Trauma-informed practice is rooted in the knowledge that experiences of trauma are more common than not, and some basic principles should be followed to ensure the client’s safety within sessions. If you’d like more information on what trauma is before reading this, please click here for our post on this. Recent research demonstrates that when talking about traumatic content the experiential parts of our brains light up, rather than our language centres when we recall a sad story. This provides evidence that talking about our trauma is re-traumatizing. We are re-experiencing the event as if it is happening to us in this moment, and our brain floods our body with neurochemicals like cortisol. This means that when working on your trauma in session you do not need to tell the story about the event to be able to process it, it can be more harmful than helpful. As trauma has likely been inflicted on us, issues of power imbalances within the therapeutic space are particularly important and these principles all relate to ensuring the power remains with the client.
Trauma-informed principles include safety, trustworthiness, choice, collaboration, empowerment, and respect for diversity. All five principles relate to ensuring the client’s agency, the freedom to act autonomously, and to make decisions about your life. Individuals who experience trauma have, in some way or another, had their agency impacted – no one chooses to experience traumatic events – and the impacts of that can be lifelong if left unaddressed.
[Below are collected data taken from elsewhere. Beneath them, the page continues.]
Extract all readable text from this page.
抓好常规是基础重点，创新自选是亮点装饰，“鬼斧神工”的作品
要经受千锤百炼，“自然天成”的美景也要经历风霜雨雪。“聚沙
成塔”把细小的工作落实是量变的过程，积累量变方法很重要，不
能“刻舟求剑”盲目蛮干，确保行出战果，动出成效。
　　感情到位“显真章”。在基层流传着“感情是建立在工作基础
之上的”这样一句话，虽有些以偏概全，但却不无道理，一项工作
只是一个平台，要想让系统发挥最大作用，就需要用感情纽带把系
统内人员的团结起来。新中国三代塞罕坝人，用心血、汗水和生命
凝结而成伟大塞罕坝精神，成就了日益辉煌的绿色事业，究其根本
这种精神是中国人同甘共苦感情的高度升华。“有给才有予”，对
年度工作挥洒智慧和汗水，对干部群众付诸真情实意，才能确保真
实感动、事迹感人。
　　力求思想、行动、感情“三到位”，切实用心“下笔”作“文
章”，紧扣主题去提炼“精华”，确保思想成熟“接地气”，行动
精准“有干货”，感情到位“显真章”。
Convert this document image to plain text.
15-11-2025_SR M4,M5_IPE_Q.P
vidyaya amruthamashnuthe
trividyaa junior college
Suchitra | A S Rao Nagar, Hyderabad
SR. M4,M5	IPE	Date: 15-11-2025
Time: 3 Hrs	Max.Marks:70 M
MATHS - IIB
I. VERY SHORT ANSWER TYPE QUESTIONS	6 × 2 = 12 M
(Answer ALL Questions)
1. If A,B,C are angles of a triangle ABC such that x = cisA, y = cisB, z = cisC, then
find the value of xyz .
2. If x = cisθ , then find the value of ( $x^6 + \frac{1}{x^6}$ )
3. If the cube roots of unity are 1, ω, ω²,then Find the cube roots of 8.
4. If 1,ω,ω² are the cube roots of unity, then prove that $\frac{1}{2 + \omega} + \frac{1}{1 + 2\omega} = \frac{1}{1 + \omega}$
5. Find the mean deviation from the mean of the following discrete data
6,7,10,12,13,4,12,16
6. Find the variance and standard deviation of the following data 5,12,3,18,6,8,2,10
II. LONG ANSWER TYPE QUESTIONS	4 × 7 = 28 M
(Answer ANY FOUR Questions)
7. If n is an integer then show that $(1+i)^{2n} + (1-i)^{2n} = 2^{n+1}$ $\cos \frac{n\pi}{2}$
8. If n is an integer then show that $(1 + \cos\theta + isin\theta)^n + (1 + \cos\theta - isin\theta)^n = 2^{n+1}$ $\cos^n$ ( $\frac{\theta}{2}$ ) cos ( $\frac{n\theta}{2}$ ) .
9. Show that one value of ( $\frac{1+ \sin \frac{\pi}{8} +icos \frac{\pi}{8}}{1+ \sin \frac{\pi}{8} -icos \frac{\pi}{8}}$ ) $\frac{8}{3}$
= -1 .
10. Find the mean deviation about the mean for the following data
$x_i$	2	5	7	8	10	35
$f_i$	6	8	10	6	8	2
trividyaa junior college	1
The five principles of trauma-informed care
Safety
Safety is co-created in several ways. Interpersonally, your clinician should make their best efforts to build a relationship with you, meeting you emotionally where you currently are without judgement, and listen to you in whatever ways you best feel heard. They should provide clear boundaries around their obligations in the relationship and respect any wishes you have around treatment within their ethical responsibilities. Environmentally, the clinician should make their best effort to make the space safe through accessibility, both physically and sensorily, and in privacy.
Trustworthiness
This is the clinician’s ability to demonstrate their worthiness for your trust. Upholding your confidentiality, providing a non-judgmental space for your self-expression, and following through with what they say they will do, builds trust. For people with trauma, this process can take time, your clinician understands this and is along for the ride (even if it takes years or, you never fully trust them).
Choice
This is the choice to say no to anything the clinician asks of you, whether that be no (or yes!) to participating in a therapeutic modality you don’t gel with, no to having a session that day, or even no to continuing a session halfway through one. While your clinician might follow up with some questions to make sure they are supporting you in the right ways, you are always entitled to make your own decisions. Your clinician must respect your boundaries around what you are comfortable engaging in and meet you where you are in that moment.
Collaboration
This stems from choice – clinicians can hold a lot of the power as they may be perceived as the “expert”, holding a lot of the knowledge around treatment. This does not mean that the clinician “does” therapy and you are a passive participant. Just as you have the choice to say no, you also hold the power to co-create treatment that meets your needs. Nothing will make your clinician more excited than you manoeuvring a modality to create the right environment to express yourself!
Empowerment
This could be argued to be the most important part of trauma-informed practice. Experiencing trauma demands that you have the resilience to survive it, and those strengths and skills can also help you to move forward. Empowerment is the clinician highlighting these and helping you to use these to resolve the challenges in your life.
Respect for diversity
Your diversity is what makes you the unique human being that you are. Diversity can be the intersecting identities you hold – race, gender, sexuality, disability, etc., – but it also relates to diversity in opinions, reactions, thought patterns, world view, political beliefs, religious affiliation… the list could go on and on. Trauma-informed approaches recognise that diversity is valuable and respect human beings for who they are, whilst also holding space for the fact that this world can be oppressive and cruel to some intersections of identity.
These five principles and an understanding of how the body responds to telling traumatic stories will inform how your clinician works with you. This is foundational for all practitioners working with trauma, but considering the statistics around trauma prevalence, can be viewed more as a standard of care in the mental health.